The increased prevalence of the variant LTC4 synthase genotype in the patients with severe asthma (56%) compared with the normal subjects (32%), and the concomitant increase in the capacity for LTC4 production in eosinophils when stimulated, suggests that a genetic propensity for enhanced cys-LT production in vivo may be a predisposing factor for severe asthma irrespective of aspirin sensitivity.
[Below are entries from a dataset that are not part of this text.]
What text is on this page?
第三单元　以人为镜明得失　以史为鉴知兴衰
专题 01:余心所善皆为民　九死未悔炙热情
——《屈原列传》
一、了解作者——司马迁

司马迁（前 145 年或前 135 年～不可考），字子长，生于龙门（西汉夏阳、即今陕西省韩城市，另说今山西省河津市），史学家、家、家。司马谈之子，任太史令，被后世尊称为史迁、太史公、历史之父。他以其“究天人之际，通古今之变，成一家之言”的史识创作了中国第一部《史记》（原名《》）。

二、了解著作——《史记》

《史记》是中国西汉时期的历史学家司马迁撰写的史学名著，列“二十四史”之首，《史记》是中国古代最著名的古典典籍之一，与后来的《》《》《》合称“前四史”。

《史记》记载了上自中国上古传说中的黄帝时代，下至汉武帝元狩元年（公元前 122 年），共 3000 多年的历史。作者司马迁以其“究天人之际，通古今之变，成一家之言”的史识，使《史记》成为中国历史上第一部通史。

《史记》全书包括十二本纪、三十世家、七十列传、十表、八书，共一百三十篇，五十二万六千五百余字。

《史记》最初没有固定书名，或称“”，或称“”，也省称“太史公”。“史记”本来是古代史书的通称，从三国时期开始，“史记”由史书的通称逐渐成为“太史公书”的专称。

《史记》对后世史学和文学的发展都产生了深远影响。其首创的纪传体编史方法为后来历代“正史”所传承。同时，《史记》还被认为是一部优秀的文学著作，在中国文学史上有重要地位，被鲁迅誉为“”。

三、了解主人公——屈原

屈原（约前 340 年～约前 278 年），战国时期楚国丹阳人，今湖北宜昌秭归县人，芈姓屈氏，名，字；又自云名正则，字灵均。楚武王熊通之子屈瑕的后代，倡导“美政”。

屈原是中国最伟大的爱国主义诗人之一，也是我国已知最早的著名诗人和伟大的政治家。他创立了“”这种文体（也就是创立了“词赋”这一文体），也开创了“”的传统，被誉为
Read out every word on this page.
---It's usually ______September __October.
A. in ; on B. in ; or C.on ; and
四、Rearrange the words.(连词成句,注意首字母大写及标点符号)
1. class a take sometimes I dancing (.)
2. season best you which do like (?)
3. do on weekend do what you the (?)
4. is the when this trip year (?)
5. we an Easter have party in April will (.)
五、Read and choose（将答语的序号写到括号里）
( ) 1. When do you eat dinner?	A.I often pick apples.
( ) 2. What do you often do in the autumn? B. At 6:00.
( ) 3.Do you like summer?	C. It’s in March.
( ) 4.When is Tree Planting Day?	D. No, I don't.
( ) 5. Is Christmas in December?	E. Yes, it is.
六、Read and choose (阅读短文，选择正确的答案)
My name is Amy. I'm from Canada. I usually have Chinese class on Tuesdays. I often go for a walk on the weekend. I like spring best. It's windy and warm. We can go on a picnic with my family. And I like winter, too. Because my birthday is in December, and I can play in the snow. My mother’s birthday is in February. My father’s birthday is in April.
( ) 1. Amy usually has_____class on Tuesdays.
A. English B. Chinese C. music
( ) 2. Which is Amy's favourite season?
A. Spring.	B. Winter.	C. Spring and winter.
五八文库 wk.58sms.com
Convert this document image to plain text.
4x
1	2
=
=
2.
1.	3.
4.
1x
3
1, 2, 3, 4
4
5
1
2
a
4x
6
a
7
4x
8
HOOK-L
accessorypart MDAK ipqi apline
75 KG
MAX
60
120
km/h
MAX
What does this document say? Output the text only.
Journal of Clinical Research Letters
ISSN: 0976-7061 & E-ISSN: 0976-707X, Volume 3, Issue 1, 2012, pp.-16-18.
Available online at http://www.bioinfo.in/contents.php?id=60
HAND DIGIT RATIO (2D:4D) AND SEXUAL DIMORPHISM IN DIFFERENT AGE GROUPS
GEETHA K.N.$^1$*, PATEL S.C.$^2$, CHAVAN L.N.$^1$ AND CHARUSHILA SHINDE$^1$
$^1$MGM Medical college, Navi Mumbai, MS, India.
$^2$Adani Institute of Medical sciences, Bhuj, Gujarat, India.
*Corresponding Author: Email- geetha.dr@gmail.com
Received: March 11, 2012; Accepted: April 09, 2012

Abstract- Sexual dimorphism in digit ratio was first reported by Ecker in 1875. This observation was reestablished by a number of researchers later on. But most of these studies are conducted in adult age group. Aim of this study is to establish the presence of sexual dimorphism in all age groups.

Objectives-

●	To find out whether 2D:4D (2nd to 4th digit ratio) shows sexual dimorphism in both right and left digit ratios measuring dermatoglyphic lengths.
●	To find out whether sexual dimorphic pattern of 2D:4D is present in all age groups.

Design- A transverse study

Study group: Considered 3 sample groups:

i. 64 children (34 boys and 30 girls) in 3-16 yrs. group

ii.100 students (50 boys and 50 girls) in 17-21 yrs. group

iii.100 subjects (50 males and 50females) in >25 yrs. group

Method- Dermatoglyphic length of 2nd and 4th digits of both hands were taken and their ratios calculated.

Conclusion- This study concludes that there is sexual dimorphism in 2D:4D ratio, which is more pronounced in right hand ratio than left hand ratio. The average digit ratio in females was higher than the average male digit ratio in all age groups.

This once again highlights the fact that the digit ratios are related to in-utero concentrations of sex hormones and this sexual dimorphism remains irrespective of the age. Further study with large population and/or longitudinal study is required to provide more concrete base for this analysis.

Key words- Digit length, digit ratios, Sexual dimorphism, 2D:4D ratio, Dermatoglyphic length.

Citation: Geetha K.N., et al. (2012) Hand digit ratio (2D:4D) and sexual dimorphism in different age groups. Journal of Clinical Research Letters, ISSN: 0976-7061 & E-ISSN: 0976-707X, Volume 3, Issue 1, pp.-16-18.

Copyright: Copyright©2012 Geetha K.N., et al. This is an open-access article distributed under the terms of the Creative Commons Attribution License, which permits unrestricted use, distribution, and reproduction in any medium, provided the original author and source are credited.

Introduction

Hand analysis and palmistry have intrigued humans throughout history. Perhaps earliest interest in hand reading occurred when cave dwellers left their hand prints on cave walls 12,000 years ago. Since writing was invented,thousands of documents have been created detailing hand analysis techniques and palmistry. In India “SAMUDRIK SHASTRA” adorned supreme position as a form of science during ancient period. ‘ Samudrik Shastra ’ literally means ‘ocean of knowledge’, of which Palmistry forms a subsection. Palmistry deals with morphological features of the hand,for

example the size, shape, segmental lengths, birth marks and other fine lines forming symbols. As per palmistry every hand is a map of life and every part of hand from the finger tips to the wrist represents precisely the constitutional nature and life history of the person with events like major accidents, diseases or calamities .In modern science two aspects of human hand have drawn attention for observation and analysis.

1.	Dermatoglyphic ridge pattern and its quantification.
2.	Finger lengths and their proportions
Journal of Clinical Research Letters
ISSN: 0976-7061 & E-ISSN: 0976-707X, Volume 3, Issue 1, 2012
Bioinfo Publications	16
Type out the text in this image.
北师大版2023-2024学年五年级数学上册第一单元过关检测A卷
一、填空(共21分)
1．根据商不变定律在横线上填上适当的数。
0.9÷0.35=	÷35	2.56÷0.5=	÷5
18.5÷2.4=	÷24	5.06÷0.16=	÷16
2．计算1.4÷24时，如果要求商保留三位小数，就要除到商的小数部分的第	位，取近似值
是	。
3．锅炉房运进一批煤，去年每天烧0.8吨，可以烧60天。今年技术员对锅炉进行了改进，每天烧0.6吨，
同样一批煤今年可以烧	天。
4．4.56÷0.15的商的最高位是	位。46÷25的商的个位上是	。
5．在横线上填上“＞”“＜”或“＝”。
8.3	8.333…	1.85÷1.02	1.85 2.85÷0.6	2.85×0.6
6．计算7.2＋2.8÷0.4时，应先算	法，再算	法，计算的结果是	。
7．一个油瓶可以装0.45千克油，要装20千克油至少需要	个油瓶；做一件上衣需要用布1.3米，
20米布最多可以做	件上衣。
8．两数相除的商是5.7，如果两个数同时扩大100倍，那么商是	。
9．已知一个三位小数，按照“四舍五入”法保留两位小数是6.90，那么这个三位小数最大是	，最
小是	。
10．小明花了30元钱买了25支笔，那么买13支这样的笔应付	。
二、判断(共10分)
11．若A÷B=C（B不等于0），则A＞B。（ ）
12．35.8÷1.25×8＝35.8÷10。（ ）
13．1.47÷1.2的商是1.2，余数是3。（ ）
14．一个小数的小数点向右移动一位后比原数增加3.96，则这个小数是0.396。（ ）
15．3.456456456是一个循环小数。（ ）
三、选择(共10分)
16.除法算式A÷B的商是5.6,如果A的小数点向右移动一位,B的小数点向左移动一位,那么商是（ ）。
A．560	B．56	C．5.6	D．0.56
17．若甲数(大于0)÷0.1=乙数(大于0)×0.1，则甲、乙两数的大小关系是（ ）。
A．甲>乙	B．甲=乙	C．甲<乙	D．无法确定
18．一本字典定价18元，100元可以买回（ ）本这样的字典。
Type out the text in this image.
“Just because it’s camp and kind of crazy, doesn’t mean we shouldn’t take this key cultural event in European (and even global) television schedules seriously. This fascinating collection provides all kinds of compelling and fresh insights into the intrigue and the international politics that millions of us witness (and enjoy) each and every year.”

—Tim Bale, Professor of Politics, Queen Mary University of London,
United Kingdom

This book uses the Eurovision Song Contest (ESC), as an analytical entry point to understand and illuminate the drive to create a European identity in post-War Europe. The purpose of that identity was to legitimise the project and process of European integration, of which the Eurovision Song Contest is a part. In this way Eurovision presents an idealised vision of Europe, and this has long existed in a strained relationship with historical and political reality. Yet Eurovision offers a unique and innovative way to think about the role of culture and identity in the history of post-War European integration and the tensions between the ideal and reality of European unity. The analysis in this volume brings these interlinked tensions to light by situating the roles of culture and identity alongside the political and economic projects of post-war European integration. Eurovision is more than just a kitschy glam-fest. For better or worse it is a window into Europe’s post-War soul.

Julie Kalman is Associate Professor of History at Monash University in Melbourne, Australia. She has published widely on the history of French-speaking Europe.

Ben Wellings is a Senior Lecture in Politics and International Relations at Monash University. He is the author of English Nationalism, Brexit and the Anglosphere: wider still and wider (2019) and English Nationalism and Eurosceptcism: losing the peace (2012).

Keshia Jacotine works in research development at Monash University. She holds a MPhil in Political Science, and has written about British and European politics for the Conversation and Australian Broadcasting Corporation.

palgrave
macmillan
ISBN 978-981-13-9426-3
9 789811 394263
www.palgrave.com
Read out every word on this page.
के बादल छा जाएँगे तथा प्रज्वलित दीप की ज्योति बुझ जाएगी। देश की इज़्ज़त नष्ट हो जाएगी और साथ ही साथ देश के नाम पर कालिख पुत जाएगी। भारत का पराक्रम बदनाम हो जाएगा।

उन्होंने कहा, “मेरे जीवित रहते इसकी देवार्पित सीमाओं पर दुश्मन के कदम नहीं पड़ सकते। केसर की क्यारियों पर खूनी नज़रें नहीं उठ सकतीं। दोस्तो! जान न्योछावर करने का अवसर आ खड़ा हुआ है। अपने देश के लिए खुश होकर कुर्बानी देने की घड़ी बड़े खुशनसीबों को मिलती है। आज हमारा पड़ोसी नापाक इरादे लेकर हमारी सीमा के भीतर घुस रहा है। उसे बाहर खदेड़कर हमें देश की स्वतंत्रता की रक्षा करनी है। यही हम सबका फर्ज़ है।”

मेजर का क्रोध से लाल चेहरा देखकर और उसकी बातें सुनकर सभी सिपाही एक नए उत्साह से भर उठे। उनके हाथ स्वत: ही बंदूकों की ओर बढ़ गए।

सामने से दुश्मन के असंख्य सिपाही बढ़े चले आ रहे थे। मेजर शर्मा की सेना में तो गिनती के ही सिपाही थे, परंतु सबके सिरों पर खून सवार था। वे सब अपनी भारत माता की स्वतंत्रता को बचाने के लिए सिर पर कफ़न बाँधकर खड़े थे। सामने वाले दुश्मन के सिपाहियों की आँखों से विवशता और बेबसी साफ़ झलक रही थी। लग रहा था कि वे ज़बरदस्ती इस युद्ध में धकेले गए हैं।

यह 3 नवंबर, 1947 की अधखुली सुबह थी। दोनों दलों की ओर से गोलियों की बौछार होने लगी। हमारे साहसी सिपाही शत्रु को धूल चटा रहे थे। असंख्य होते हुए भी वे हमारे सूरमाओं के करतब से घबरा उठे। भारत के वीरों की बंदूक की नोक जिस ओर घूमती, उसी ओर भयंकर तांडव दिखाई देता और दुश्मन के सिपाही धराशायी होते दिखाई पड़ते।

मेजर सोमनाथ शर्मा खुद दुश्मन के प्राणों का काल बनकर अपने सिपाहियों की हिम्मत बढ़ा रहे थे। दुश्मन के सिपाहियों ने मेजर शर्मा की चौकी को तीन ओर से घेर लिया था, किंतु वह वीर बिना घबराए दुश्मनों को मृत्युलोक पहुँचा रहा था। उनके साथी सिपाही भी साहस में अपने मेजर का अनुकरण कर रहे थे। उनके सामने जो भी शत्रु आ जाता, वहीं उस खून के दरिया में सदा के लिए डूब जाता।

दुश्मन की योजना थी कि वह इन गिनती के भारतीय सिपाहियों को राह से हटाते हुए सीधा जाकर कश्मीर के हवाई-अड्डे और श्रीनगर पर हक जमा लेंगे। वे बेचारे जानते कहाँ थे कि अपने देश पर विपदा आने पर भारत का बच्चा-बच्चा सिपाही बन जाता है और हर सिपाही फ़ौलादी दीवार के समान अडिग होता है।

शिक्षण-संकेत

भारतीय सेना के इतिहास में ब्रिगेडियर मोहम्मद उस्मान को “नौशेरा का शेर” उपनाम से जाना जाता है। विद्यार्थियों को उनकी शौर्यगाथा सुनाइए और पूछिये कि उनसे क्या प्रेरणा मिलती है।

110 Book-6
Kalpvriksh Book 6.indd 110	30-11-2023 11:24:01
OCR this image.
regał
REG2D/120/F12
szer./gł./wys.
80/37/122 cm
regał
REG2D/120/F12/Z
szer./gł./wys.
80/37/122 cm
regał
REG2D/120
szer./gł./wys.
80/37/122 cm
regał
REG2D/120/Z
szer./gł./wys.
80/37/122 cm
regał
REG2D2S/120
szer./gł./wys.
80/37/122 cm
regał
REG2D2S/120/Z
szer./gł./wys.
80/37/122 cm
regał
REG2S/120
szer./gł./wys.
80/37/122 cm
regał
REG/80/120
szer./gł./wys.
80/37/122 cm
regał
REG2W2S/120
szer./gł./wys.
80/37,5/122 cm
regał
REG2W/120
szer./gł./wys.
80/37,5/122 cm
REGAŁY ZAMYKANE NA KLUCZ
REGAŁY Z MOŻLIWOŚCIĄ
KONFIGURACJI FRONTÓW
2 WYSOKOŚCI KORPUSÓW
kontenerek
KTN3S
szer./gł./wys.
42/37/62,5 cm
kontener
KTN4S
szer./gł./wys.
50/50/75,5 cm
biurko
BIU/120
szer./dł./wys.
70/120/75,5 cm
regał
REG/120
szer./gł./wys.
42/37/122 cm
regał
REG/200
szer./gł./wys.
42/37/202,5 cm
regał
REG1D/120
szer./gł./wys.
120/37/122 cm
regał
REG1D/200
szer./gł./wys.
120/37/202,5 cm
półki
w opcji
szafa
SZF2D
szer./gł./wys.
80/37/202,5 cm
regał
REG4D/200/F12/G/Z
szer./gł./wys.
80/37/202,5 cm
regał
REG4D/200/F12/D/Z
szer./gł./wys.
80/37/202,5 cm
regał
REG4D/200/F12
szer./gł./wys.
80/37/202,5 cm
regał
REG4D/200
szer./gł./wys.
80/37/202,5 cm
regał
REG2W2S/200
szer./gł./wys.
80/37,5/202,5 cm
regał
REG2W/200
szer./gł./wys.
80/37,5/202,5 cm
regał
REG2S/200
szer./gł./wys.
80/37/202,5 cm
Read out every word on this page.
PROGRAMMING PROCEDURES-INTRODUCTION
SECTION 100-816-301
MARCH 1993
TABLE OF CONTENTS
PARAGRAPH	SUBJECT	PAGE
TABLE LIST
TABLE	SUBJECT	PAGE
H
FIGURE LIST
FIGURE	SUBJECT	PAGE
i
The study of two weeks treatment with oral zafirlukast in patients with severe chronic asthma was an open study involving a small number of patients (n = 23). Withdrawal of oral corticosteroids and other asthma medication before the study probably accounts for the deterioration in lung function observed in patients with the wild type LTC4synthase genotype. Against this background, patients with the variant genotypes showed a tendency to improvement in two measures of lung function (FEV1 and FVC; fig 3). Although not reaching statistical significance (p = 0.1), the results suggest that enhanced cys-LT synthesis contributes disproportionately to the pathophysiology of asthma in the 56% of patients with the variant LTC4synthase genotype, and that these patients may represent the target group of good responders to anti-leukotriene therapy. Large scale clinical studies are planned to investigate this further.

Acknowledgments

APS is funded by a grant-in-aid from Merck & Co and IS by a National Asthma Campaign project grant (99/049). STH is a Medical Research Council Clinical Professor (Programme grant no. G8604034).